Monday musings–beware, navel gazing ahead

This weekend was lovely, but I got precious little actual thinking done. I’ve been reading through Bernard Yack’s excellent The Problems of A Political Animal, and it’s slow going not because of the writing–it’s good prose by any standards, let alone scholars’–but because there is so much there I need to note for one of my own chapters. As a result, the read is taking me some time, and I’m having trouble getting myself to sit down with it because of that work, and we all know how I feel about work. And that’s too bad because it’s been a good reading experience otherwise, full of moments where Yack helps me trust my own judgments on Aristotle’s ideas and how they hang together. I’ve read a lot of today’s civic friendship and communitarian scholarship, and while can respect the difficulty of trying to make the case that “we are all in this shit together” when faced with contemporary neoliberalism, I’ve always had a grumpy sense that either much contemporary civic friendship reads Aristotle wrongly, or I did all those years ago. Yack has me nodding my head a lot in his way of confronting what I would call misinterpretations were I more confident.

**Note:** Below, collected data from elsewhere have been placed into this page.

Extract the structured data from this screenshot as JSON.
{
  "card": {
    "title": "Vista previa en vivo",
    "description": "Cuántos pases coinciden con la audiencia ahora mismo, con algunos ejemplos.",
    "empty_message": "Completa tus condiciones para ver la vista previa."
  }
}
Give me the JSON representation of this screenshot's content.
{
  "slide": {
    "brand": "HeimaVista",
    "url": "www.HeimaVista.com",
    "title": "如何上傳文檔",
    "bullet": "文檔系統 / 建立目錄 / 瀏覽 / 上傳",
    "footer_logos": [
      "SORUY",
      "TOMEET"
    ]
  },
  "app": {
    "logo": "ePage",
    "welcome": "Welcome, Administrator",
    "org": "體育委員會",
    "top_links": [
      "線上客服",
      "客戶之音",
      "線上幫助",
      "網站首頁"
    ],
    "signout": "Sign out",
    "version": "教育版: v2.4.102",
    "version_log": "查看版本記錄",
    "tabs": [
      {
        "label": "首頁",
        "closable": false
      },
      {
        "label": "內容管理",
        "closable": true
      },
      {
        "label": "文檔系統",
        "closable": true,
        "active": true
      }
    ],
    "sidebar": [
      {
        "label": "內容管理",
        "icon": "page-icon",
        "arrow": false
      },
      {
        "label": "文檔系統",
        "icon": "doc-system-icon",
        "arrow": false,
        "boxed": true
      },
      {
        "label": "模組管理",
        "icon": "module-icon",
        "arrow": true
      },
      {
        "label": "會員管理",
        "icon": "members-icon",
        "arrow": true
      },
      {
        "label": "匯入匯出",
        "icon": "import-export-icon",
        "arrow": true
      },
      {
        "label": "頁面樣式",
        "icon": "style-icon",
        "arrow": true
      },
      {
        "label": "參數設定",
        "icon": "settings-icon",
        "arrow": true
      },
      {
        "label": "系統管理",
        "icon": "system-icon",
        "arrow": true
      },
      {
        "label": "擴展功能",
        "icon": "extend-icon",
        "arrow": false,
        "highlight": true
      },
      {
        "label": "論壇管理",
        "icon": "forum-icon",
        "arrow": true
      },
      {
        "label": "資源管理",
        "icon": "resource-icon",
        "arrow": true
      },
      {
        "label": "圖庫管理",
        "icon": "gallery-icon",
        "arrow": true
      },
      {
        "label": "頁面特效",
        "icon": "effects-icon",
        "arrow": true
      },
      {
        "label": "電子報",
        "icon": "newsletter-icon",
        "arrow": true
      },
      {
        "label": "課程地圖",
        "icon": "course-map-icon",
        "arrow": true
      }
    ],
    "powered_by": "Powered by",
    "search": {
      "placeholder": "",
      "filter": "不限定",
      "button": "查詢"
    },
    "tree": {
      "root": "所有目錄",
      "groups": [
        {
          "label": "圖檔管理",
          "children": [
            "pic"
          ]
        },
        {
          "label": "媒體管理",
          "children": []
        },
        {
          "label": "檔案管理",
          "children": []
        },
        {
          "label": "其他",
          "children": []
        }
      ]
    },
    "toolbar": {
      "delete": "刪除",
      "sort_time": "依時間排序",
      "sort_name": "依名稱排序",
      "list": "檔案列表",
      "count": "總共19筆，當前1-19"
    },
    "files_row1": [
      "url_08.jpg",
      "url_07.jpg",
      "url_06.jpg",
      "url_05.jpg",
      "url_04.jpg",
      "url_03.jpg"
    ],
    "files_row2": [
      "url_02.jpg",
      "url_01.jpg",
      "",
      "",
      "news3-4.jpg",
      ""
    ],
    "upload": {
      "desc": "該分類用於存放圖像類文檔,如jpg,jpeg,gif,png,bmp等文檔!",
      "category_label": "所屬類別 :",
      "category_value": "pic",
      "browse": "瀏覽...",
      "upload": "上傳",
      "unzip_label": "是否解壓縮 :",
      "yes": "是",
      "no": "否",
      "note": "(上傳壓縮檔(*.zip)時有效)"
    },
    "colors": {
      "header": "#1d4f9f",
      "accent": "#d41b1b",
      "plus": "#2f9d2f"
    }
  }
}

I also spend a goodish amount of time rendering beautiful Greek sentences into relatively shitty English ones. I’ve been studying my way through bits of The Odyssey grumpy at having to undertake the discipline of the pencil and paper to make myself make decisions about tenses rather than just letting myself read along and join the adventure.

My third activity involved puzzling through Anand-Karmnik draw in 2008 for a good part of Sat.

I’ve also spent some time thinking about the “death of good conversation.” There’s a lot of conversation online, and obviously, I’m a contributor, but it occurs to me that one reason to grieve arts education is that, without the chance to study and reflect in a rather systematic way, people who have an interest, but little opportunity to systematic training, become avid consumers and little more. I am having trouble expressing this properly, and I am only armchair theorizing, but it seems to be that the amount of time I spend listening to/being in conversations about the arts or literature all, inevitably, collapse into “I like this” or “I don’t like…” at some point–the position of the consumer reigns, even in conversation, and without training of some kind, one can’t really see past one’s likes or dislikes. Appreciation, I guess, and the old saw: “I don’t understand art, but I know what I like.” Well, bully for you, but have any of us–and heaven knows I’ve been guilty of this in conversation as well–stopped to notice how very tedious conversations that center on “I like” and “I dislike” really are unless you happen to have found somebody who shares your likes and your dislikes in a shared consumerism conversation. It’s a narcissistic problem, in a way; to be art, it must be a match between me (consumer) and the producer, or I can’t be bothered to understand why it might be a contribution. There are bits by John Cage that are virtually impossible to listen to, but if you are putting it into the context of instrumental music, you can see the contribution (even if you can’t dance to it.)